S’il y a bien quelque de choses de fascinant lorsque l’on regarde la pièce d’Amman, lieux communs, c’est de se rendre compte que ce que l’on observe, n’est qu’un replay virtuel de nos êtres absolument certains de leur vérité et que cette représentation se déroule dans deux lieux communs : la salle et la scène. Dans l’un des d’eux, les rapports sont muets et paisibles, dans l’autre, ils se froissent et hurlent.

Mais nous sommes à la fois dans tous ses lieux. En ressortant, puisque nous sommes entrés deux fois dans notre propre monde, la seule question qui nous reste est de savoir si notre regard a eu suffisamment de résistance à la pression de la profondeur de cette pièce ou s’il s’est perdu en chemin. Si le surlendemain, votre regard ne s’interroge pas sur lui même dans la glace, vous aurez votre réponse et vous aussi, Monsieur Amman.

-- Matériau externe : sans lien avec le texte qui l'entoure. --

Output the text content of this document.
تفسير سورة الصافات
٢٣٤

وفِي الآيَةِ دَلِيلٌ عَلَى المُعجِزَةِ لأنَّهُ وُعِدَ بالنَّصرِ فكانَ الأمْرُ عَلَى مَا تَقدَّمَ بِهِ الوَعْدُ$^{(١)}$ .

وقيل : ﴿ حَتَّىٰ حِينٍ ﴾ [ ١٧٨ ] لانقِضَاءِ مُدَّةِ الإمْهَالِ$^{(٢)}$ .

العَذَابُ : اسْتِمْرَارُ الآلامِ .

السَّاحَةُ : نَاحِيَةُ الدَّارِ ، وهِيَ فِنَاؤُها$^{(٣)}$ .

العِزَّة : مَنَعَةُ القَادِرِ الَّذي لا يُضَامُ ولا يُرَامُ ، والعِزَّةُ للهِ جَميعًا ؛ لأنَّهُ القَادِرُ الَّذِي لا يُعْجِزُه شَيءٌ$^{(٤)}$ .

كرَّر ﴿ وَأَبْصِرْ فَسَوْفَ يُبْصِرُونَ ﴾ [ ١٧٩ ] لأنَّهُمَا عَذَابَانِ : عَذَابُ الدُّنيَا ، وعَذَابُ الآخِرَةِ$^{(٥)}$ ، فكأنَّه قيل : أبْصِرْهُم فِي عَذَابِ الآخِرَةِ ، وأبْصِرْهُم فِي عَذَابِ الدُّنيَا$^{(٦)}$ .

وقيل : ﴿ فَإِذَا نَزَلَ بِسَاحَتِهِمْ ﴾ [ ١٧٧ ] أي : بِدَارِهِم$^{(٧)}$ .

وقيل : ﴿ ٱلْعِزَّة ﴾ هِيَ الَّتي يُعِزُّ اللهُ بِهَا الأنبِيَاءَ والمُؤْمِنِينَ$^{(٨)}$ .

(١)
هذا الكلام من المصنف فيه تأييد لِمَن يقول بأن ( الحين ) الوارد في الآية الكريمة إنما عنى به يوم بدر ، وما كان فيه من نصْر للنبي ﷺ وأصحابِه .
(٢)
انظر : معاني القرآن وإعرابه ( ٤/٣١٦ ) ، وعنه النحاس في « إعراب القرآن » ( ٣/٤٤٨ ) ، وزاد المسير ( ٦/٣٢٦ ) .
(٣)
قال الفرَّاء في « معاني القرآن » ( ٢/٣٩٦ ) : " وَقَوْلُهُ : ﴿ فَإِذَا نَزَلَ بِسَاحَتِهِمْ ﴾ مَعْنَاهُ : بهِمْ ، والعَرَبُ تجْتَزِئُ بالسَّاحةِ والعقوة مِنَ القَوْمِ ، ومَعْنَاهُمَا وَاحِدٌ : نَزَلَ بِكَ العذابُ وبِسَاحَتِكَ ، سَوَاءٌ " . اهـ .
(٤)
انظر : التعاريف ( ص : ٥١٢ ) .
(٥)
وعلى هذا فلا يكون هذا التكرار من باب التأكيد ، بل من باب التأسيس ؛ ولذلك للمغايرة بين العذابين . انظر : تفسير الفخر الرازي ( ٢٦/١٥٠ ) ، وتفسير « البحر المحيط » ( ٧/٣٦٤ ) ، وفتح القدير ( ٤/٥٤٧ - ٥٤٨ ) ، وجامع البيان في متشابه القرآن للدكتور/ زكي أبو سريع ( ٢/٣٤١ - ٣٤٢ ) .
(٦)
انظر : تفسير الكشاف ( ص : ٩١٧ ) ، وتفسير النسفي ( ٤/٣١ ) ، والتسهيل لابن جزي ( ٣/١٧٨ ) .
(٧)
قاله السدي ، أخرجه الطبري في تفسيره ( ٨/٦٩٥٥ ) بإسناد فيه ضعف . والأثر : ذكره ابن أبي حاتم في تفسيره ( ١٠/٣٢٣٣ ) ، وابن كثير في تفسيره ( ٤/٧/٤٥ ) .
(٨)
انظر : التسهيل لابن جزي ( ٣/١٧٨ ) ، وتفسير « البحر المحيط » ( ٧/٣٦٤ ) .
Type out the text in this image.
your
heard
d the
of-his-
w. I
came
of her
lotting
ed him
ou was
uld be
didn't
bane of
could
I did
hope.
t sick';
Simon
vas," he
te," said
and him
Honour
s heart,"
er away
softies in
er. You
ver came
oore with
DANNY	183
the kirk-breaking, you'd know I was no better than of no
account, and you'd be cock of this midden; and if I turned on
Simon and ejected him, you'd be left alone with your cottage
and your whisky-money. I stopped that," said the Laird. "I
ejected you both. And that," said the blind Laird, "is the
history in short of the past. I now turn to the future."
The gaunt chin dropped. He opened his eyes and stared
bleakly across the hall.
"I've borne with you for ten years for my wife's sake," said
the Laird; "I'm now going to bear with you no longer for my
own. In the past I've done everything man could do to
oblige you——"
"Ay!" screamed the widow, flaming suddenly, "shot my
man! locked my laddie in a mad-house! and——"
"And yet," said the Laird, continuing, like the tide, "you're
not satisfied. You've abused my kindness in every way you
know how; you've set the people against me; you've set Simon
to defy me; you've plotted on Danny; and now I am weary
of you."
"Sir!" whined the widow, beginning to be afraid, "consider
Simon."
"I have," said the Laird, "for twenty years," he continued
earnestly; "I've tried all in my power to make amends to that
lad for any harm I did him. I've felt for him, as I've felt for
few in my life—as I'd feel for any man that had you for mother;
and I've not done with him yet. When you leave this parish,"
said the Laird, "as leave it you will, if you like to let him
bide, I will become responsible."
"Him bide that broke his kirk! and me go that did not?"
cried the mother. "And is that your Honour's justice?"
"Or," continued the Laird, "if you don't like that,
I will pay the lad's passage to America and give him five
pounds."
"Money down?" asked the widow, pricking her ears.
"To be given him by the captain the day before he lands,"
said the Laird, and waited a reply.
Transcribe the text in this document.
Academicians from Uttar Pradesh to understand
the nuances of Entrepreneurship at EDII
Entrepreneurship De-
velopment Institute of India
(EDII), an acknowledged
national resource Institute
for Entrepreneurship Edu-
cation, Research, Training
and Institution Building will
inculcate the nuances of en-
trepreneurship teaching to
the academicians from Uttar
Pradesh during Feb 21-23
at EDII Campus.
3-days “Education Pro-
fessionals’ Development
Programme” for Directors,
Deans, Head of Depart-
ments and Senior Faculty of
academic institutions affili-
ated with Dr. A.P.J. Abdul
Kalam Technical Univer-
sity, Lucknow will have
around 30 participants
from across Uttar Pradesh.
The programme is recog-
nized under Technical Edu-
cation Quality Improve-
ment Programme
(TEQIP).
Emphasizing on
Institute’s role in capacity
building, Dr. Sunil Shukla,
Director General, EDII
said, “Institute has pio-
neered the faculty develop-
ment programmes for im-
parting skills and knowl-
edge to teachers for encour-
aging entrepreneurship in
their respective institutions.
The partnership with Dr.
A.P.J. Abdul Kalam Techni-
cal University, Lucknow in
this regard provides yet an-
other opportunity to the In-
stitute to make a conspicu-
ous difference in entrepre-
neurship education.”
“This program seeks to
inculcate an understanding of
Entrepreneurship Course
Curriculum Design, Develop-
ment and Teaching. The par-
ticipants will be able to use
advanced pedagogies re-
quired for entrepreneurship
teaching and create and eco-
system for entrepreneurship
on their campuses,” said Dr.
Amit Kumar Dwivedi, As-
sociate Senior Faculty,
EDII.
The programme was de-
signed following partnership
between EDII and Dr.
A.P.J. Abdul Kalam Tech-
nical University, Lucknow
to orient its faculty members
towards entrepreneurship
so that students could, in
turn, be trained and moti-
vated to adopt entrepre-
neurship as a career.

Développement Lieux communs:

La pièce de Baptiste Amman est à la fois qualifiée de thriller, et de théâtre de récit. La pièce a pour toile de fond le meurtre de la fille d’une personnalité influente de l’extrême droite. Le bourreau de la victime est un homme nommé Comparé (jugé d’avance ). Mais les actions sont post-factuelles et le dramaturge nous proposent un kaléidoscope des visions de chaque personnage et de la manière dont ce fait divers va influencer leur vie et leur manière d’être avec les autres et leur manière de voir les autres. Au final, tous ces personnages sont en lien.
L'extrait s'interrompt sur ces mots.